Água viva, de Hernâni Reis Baptista, na Dentro
Água viva, de Hernâni Reis Baptista, é um ensaio sobre a pele, a fisionomia e a aparência dos corpos animais e vegetais. Por essa via, é um projeto que propõe uma reflexão visual e poética sobre a fronteira que separa estes corpos do ambiente circundante, as porosidades e capilaridades que deixam o exterior escapar para o interior e vice-versa.
O tecido é o medium sobre o qual se imprimem fotografias de texturas vivas e mortas. É sobre ele que se sarapintam manchas de pigmentos como se de maquilhagem se tratasse. É sobre ele que se cravam alfinetes que compõem um atlas fluido e esvoaçante – um arquivo quase erótico de matérias várias, que pedem toque, inspeção aturada, proximidade.

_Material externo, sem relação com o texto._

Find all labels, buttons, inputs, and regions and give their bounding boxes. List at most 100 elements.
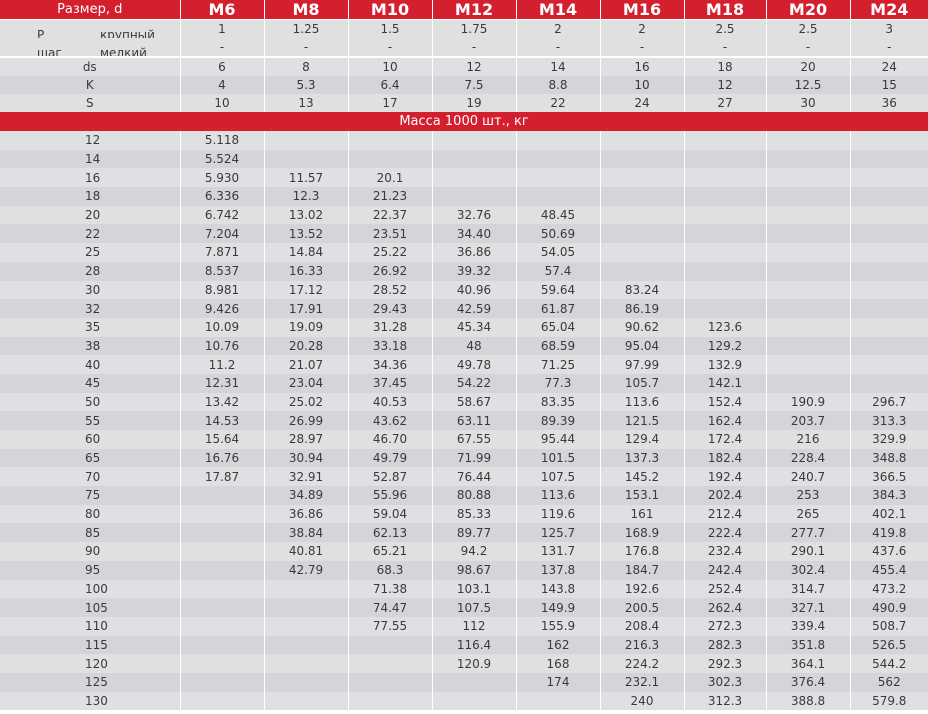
mass-value-cell: 351.8 [765, 635, 850, 655]
mass-value-cell: 216 [765, 430, 850, 449]
mass-value-cell [179, 691, 264, 711]
mass-value-cell: 33.18 [347, 336, 432, 356]
mass-value-cell [515, 168, 600, 188]
table-row: 75 34.89 55.96 80.88 113.6 153.1 202.4 253 384.3 [0, 486, 928, 505]
mass-value-cell: 45.34 [431, 317, 516, 337]
mass-value-cell: 105.7 [599, 373, 684, 393]
table-row: 28 8.537 16.33 26.92 39.32 57.4 [0, 261, 928, 281]
mass-value-cell [599, 224, 684, 244]
table-row: 65 16.76 30.94 49.79 71.99 101.5 137.3 182.4 228… [0, 448, 928, 468]
length-cell: 110 [0, 616, 180, 636]
mass-value-cell: 59.64 [515, 280, 600, 300]
size-m12: M12 [431, 0, 516, 20]
mass-value-cell: 200.5 [599, 598, 684, 617]
dim-value: 6.4 [347, 76, 432, 94]
mass-value-cell [599, 149, 684, 169]
mass-value-cell: 190.9 [765, 392, 850, 412]
mass-value-cell: 16.76 [179, 448, 264, 468]
table-row: 12 5.118 [0, 131, 928, 150]
dim-value: 36 [849, 94, 928, 112]
table-row: 120 120.9 168 224.2 292.3 364.1 544.2 [0, 654, 928, 673]
dim-value: 8.8 [515, 76, 600, 94]
mass-value-cell: 85.33 [431, 504, 516, 524]
length-cell: 95 [0, 560, 180, 580]
mass-value-cell [683, 187, 766, 206]
bolt-mass-table: Размер, d M6 M8 M10 M12 M14 M16 M18 M20 … [0, 0, 928, 711]
mass-value-cell [431, 131, 516, 150]
mass-value-cell: 57.4 [515, 261, 600, 281]
mass-value-cell: 103.1 [431, 579, 516, 599]
mass-value-cell: 54.22 [431, 373, 516, 393]
mass-value-cell: 113.6 [599, 392, 684, 412]
mass-value-cell: 23.04 [263, 373, 348, 393]
mass-value-cell: 508.7 [849, 616, 928, 636]
mass-value-cell [849, 187, 928, 206]
mass-value-cell: 90.62 [599, 317, 684, 337]
mass-value-cell: 25.22 [347, 243, 432, 262]
length-cell: 30 [0, 280, 180, 300]
mass-value-cell [683, 149, 766, 169]
mass-value-cell [765, 355, 850, 374]
mass-value-cell: 71.25 [515, 355, 600, 374]
mass-value-cell [683, 131, 766, 150]
length-cell: 40 [0, 355, 180, 374]
mass-value-cell [683, 243, 766, 262]
mass-value-cell: 71.38 [347, 579, 432, 599]
mass-value-cell: 80.88 [431, 486, 516, 505]
mass-value-cell [179, 616, 264, 636]
mass-value-cell: 21.23 [347, 187, 432, 206]
length-cell: 115 [0, 635, 180, 655]
size-m16: M16 [599, 0, 684, 20]
mass-value-cell: 212.4 [683, 504, 766, 524]
mass-value-cell: 272.3 [683, 616, 766, 636]
mass-value-cell: 71.99 [431, 448, 516, 468]
mass-value-cell: 5.524 [179, 149, 264, 169]
pitch-coarse-value: 2 [599, 19, 684, 38]
mass-value-cell: 348.8 [849, 448, 928, 468]
mass-value-cell [599, 243, 684, 262]
dim-value: 22 [515, 94, 600, 112]
mass-value-cell: 153.1 [599, 486, 684, 505]
mass-value-cell: 290.1 [765, 542, 850, 561]
dim-value: 20 [765, 58, 850, 76]
mass-value-cell: 95.44 [515, 430, 600, 449]
pitch-p-label: P [37, 28, 45, 38]
mass-value-cell: 329.9 [849, 430, 928, 449]
mass-value-cell: 32.76 [431, 205, 516, 225]
table-row: 32 9.426 17.91 29.43 42.59 61.87 86.19 [0, 299, 928, 318]
mass-value-cell: 68.59 [515, 336, 600, 356]
mass-value-cell [849, 280, 928, 300]
table-row: 55 14.53 26.99 43.62 63.11 89.39 121.5 162.4 203… [0, 411, 928, 430]
length-cell: 50 [0, 392, 180, 412]
mass-value-cell [683, 205, 766, 225]
mass-value-cell: 34.40 [431, 224, 516, 244]
length-cell: 55 [0, 411, 180, 430]
mass-value-cell: 149.9 [515, 598, 600, 617]
mass-value-cell: 224.2 [599, 654, 684, 673]
mass-value-cell [431, 168, 516, 188]
dim-value: 10 [347, 58, 432, 76]
mass-value-cell: 34.36 [347, 355, 432, 374]
pitch-coarse-value: 1.5 [347, 19, 432, 38]
mass-value-cell: 143.8 [515, 579, 600, 599]
pitch-coarse-value: 1.75 [431, 19, 516, 38]
mass-value-cell: 419.8 [849, 523, 928, 543]
mass-value-cell: 277.7 [765, 523, 850, 543]
mass-value-cell: 455.4 [849, 560, 928, 580]
mass-value-cell: 10.76 [179, 336, 264, 356]
length-cell: 75 [0, 486, 180, 505]
mass-value-cell [849, 261, 928, 281]
length-cell: 65 [0, 448, 180, 468]
mass-value-cell [599, 261, 684, 281]
mass-value-cell: 98.67 [431, 560, 516, 580]
mass-value-cell: 388.8 [765, 691, 850, 711]
mass-value-cell: 10.09 [179, 317, 264, 337]
pitch-coarse-value: 3 [849, 19, 928, 38]
mass-value-cell: 40.81 [263, 542, 348, 561]
mass-value-cell: 32.91 [263, 467, 348, 487]
mass-value-cell: 339.4 [765, 616, 850, 636]
dim-value: 5.3 [263, 76, 348, 94]
mass-value-cell: 203.7 [765, 411, 850, 430]
mass-value-cell [765, 243, 850, 262]
mass-value-cell: 176.8 [599, 542, 684, 561]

É o tecido, e respetiva aplicação e extrapolação, que conecta este ensaio a uma indagação mais vasta, por ventura social, psicológica, histórica e artística, que é simultaneamente simulação ou encenação de uma psique – o panejamento de um teatro social, mas também individual, a ecdise dos insetos e dos repteis, que mudam ou deixam cair a pele como forma de adaptação ambiental. É o tecido que conecta esta experiência aos congéneres da mitologia ou da história da arte – o artifício de Atenas e de Aracne, ou as abstrações dos panejamentos e das pregas na pintura renascentista e barroca.
Sob os fios e a trama do pano, Reis Baptista fia e desfia a complexidade das relações que informam a vida e a morte, o passado e o presente, a beleza e a fealdade, o mineral e o vegetal – todos esses binómios de difícil, mas indispensável coexistência.
Água viva, de Hernâni Reis Baptista, está patente no espaço na Dentro, até 28 de maio, com texto de Susana Camanho.